Where should this moral obligation come from? Have you ever promised to follow all the laws? Do you owe the government obedience to the law? But suppose that theists cease such practical and humanistic appeals and return to basing all moral preaching on the will of God. A disturbing irony remained: there are many different gods. (2) The mere fact that religions around the world are able to promote similar moral behavior refutes the idea that only one particular God is the only „true” giver of morality. If only one of the many gods believed in is real, millions of people, though behaving morally, must do so under the influence, inspiration, or command of the FALSE GOD. Therefore, belief in the „good” God should not be very critical in terms of moral behavior. You can even stand by Cicero and profess hypocrisy and get the same result. And when you add that non-theists around the world have shown that they are just as capable of private moral behavior as theists (Buddhists offer perhaps the best example on a large scale), then belief in God turns out to be a minor issue in this whole affair. There is something about human nature that operates on a deeper level than mere theological faith, and that is what serves as a true appeal to moral behavior. As with laws, the same is true of morality: man seems quite capable of making reasonable and sensitive decisions on his own that influence behavior.

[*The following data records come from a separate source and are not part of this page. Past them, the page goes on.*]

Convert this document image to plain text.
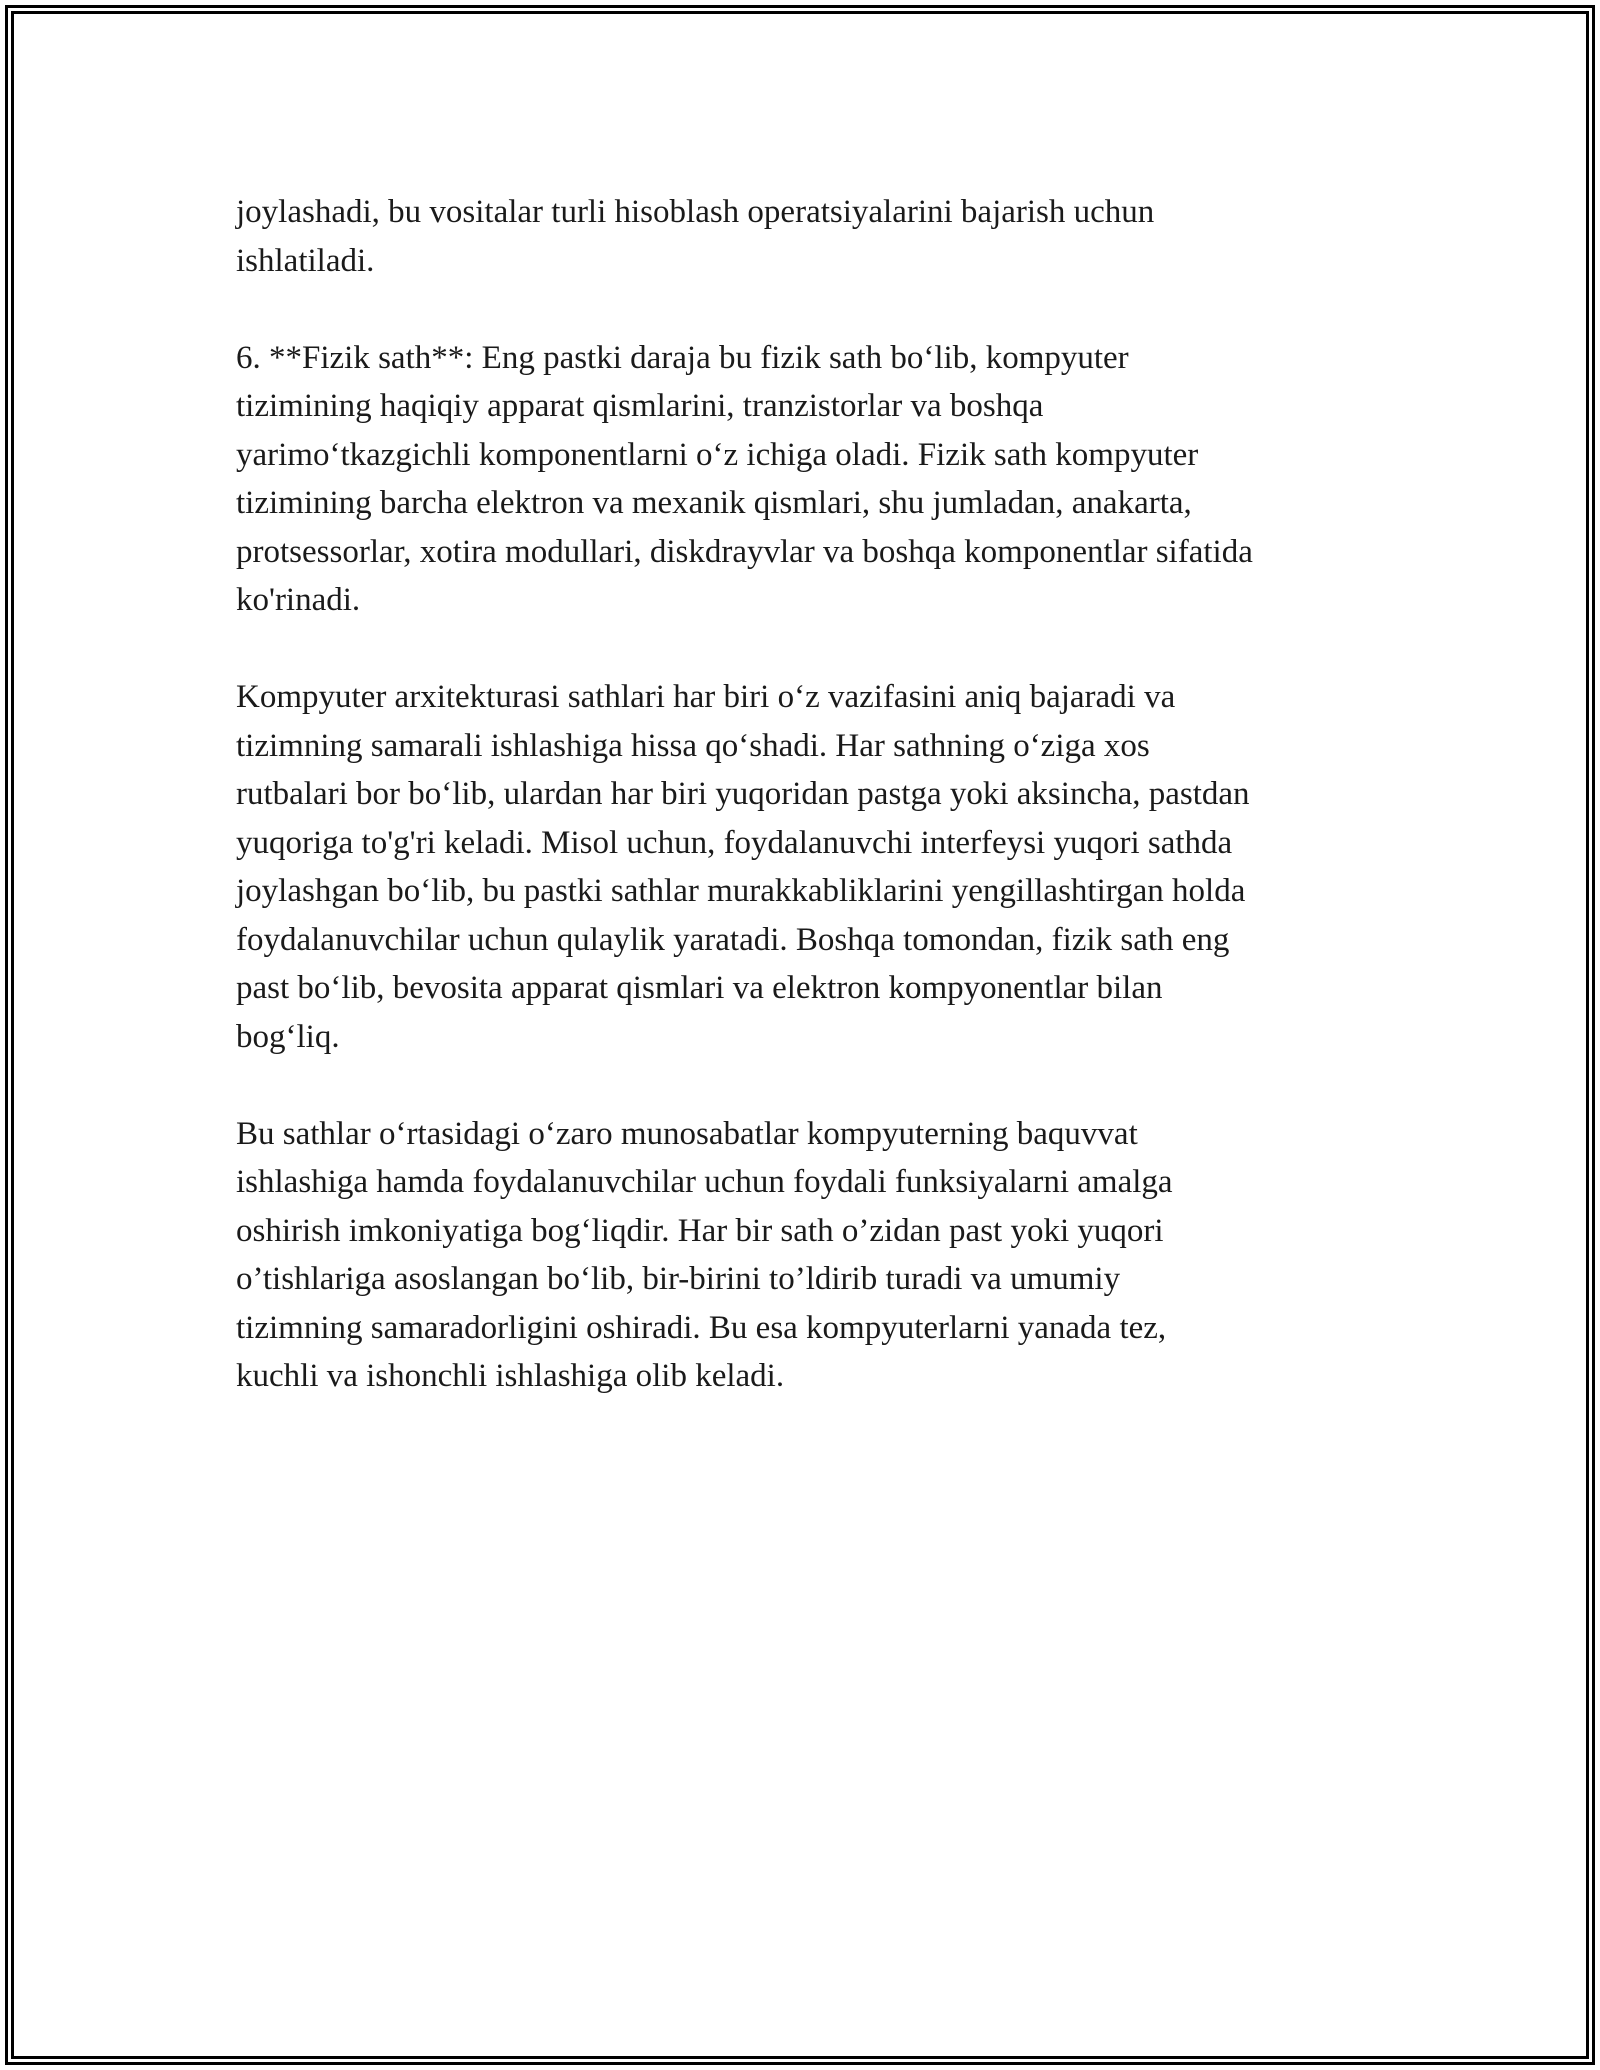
joylashadi, bu vositalar turli hisoblash operatsiyalarini bajarish uchun
ishlatiladi.

6. **Fizik sath**: Eng pastki daraja bu fizik sath bo‘lib, kompyuter
tizimining haqiqiy apparat qismlarini, tranzistorlar va boshqa
yarimo‘tkazgichli komponentlarni o‘z ichiga oladi. Fizik sath kompyuter
tizimining barcha elektron va mexanik qismlari, shu jumladan, anakarta,
protsessorlar, xotira modullari, diskdrayvlar va boshqa komponentlar sifatida
ko'rinadi.

Kompyuter arxitekturasi sathlari har biri o‘z vazifasini aniq bajaradi va
tizimning samarali ishlashiga hissa qo‘shadi. Har sathning o‘ziga xos
rutbalari bor bo‘lib, ulardan har biri yuqoridan pastga yoki aksincha, pastdan
yuqoriga to'g'ri keladi. Misol uchun, foydalanuvchi interfeysi yuqori sathda
joylashgan bo‘lib, bu pastki sathlar murakkabliklarini yengillashtirgan holda
foydalanuvchilar uchun qulaylik yaratadi. Boshqa tomondan, fizik sath eng
past bo‘lib, bevosita apparat qismlari va elektron kompyonentlar bilan
bog‘liq.

Bu sathlar o‘rtasidagi o‘zaro munosabatlar kompyuterning baquvvat
ishlashiga hamda foydalanuvchilar uchun foydali funksiyalarni amalga
oshirish imkoniyatiga bog‘liqdir. Har bir sath o’zidan past yoki yuqori
o’tishlariga asoslangan bo‘lib, bir-birini to’ldirib turadi va umumiy
tizimning samaradorligini oshiradi. Bu esa kompyuterlarni yanada tez,
kuchli va ishonchli ishlashiga olib keladi.
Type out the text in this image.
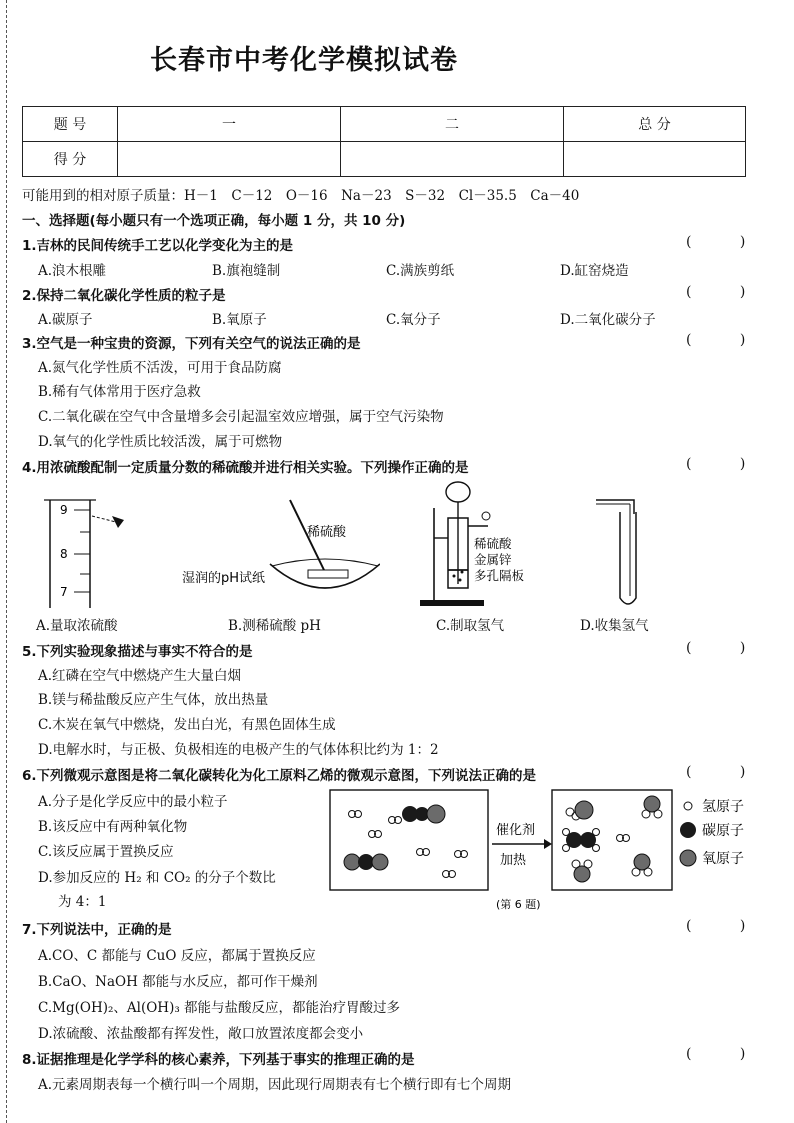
长春市中考化学模拟试卷
题 号	一	二	总 分
得 分			
可能用到的相对原子质量：H－1　C－12　O－16　Na－23　S－32　Cl－35.5　Ca－40
一、选择题(每小题只有一个选项正确，每小题 1 分，共 10 分)
1.吉林的民间传统手工艺以化学变化为主的是	( )
A.浪木根雕	B.旗袍缝制	C.满族剪纸	D.缸窑烧造
2.保持二氧化碳化学性质的粒子是	( )
A.碳原子	B.氧原子	C.氧分子	D.二氧化碳分子
3.空气是一种宝贵的资源，下列有关空气的说法正确的是	( )
A.氮气化学性质不活泼，可用于食品防腐
B.稀有气体常用于医疗急救
C.二氧化碳在空气中含量增多会引起温室效应增强，属于空气污染物
D.氧气的化学性质比较活泼，属于可燃物
4.用浓硫酸配制一定质量分数的稀硫酸并进行相关实验。下列操作正确的是	( )
9
8
7
稀硫酸
湿润的pH试纸
稀硫酸
金属锌
多孔隔板
A.量取浓硫酸	B.测稀硫酸 pH	C.制取氢气	D.收集氢气
5.下列实验现象描述与事实不符合的是	( )
A.红磷在空气中燃烧产生大量白烟
B.镁与稀盐酸反应产生气体，放出热量
C.木炭在氧气中燃烧，发出白光，有黑色固体生成
D.电解水时，与正极、负极相连的电极产生的气体体积比约为 1：2
6.下列微观示意图是将二氧化碳转化为化工原料乙烯的微观示意图，下列说法正确的是	( )
A.分子是化学反应中的最小粒子
B.该反应中有两种氧化物
C.该反应属于置换反应
D.参加反应的 H₂ 和 CO₂ 的分子个数比
为 4：1
催化剂
加热
氢原子
碳原子
氧原子
(第 6 题)
7.下列说法中，正确的是	( )
A.CO、C 都能与 CuO 反应，都属于置换反应
B.CaO、NaOH 都能与水反应，都可作干燥剂
C.Mg(OH)₂、Al(OH)₃ 都能与盐酸反应，都能治疗胃酸过多
D.浓硫酸、浓盐酸都有挥发性，敞口放置浓度都会变小
8.证据推理是化学学科的核心素养，下列基于事实的推理正确的是	( )
A.元素周期表每一个横行叫一个周期，因此现行周期表有七个横行即有七个周期
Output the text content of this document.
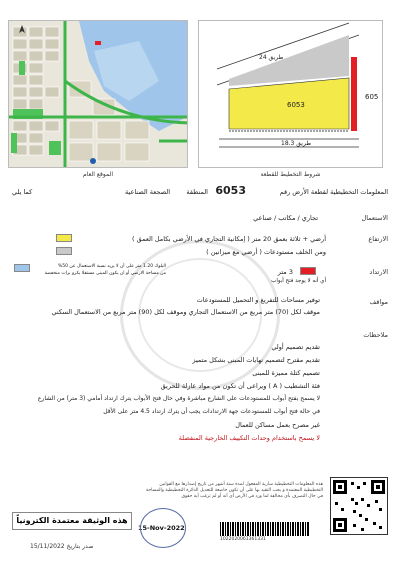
الموقع العام
طريق 24
6053
605
طريق 18.3
شروط التخطيط للقطعة
المعلومات التخطيطية لقطعة الأرض رقم
6053
المنطقة
الصجعة الصناعية
كما يلي
الاستعمال
تجاري / مكاتب / صناعي
الارتفاع
أرضي + ثلاثة بعمق 20 متر ( إمكانية التجاري في الأرضي بكامل العمق )
ومن الخلف مستودعات ( أرضي مع ميزانين )
الارتداد
3 متر
أي أنه لا يوجد فتح أبواب
البلوك 1.20 متر على أن لا يزيد نسبة الاستعمال عن 50%
من مساحة الارضي أو ان يكون المبنى مستقلا بكرو برات منخفضة
مواقف
توفير مساحات للتفريغ و التحميل للمستودعات
موقف لكل (70) متر مربع من الاستعمال التجاري وموقف لكل (90) متر مربع من الاستعمال السكني
ملاحظات
تقديم تصميم أولي
تقديم مقترح لتصميم نهايات المبنى بشكل متميز
تصميم كتلة مميزة للمبنى
فئة التشطيب ( A ) ويراعى أن تكون من مواد عازلة للحريق
لا يسمح بفتح أبواب للمستودعات على الشارع مباشرة وفي حال فتح الأبواب يترك ارتداد أمامي (3 متر) من الشارع
في حالة فتح أبواب للمستودعات جهة الارتدادات يجب أن يترك ارتداد 4.5 متر على الأقل
غير مصرح بعمل مساكن للعمال
لا يسمح باستخدام وحدات التكييف الخارجية المنفصلة
هذه المعلومات التخطيطية سارية المفعول لمدة ستة أشهر من تاريخ إصدارها مع القوانين التخطيطية المعتمدة و يجب التقيد بها على أن تكون خاضعة للتعديل الدائرة التخطيطية والمساحة في حال التصرف بأي مخالفة لما ورد في الأرض أي أنه أو لم ترغب أية حقوق
هذه الوثيقة معتمدة الكترونياً
15-Nov-2022
1022020061361331
صدر بتاريخ 15/11/2022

This is only one of many mysteries about the relationship between the domains of legality and morality, but it indicates a significant source of conflict and confusion. I can say that I do not agree with the person who participated in the discussion on the clinical case and who said that laws are the end of the story. That`s not all. However, law and morality are not the same thing. On the one hand, the law is binary, which means that an act is legal or illegal. But morality is full of gray areas. For example, stealing bread is illegal for any reason, but most people are more sympathetic when made to feed hungry orphans than as a random act of theft. In addition, the law is enforced by state actors such as the police and courts, and penalties are provided for violators. Morality is not formally regulated, although there can certainly be social consequences for immoral acts. After all, the law is the same for all citizens, but morality depends on who you ask, because everyone has a different perspective and experience.

Keep these similarities and differences in mind as we define exactly what legal and moral means. Things that are immoral (to many) but not illegal. The fundamental distinction between legal and moral is easy to identify. Most people agree that what is legal is not necessarily moral and that what is immoral should not necessarily be illegal. In our culture, people are so used to the idea that every law has a legislator, every rule has an executor, every institution has someone in authority, and so on, that the idea that something is different sounds like chaos. If one lives one`s life without reference to an ultimate authority on morality, one`s values and aspirations are considered arbitrary. Furthermore, it is often argued that if everyone tried to live this way, no agreement on morality would be possible and there would be no way to settle disputes between people, because no defense from a particular moral point of view would be possible if there were no absolute point of reference. Sanctions and penalties are also a big difference between law and morality.

There are direct punishments for those who break the law, while there are no such direct penalties for those who commit immoral acts. The regulation of the legal/moral question should therefore not influence the outcome of individual cases. Murphy wanted to show that, despite this lack of direct practical significance, clarification of the legal/moral question could still be of practical interest.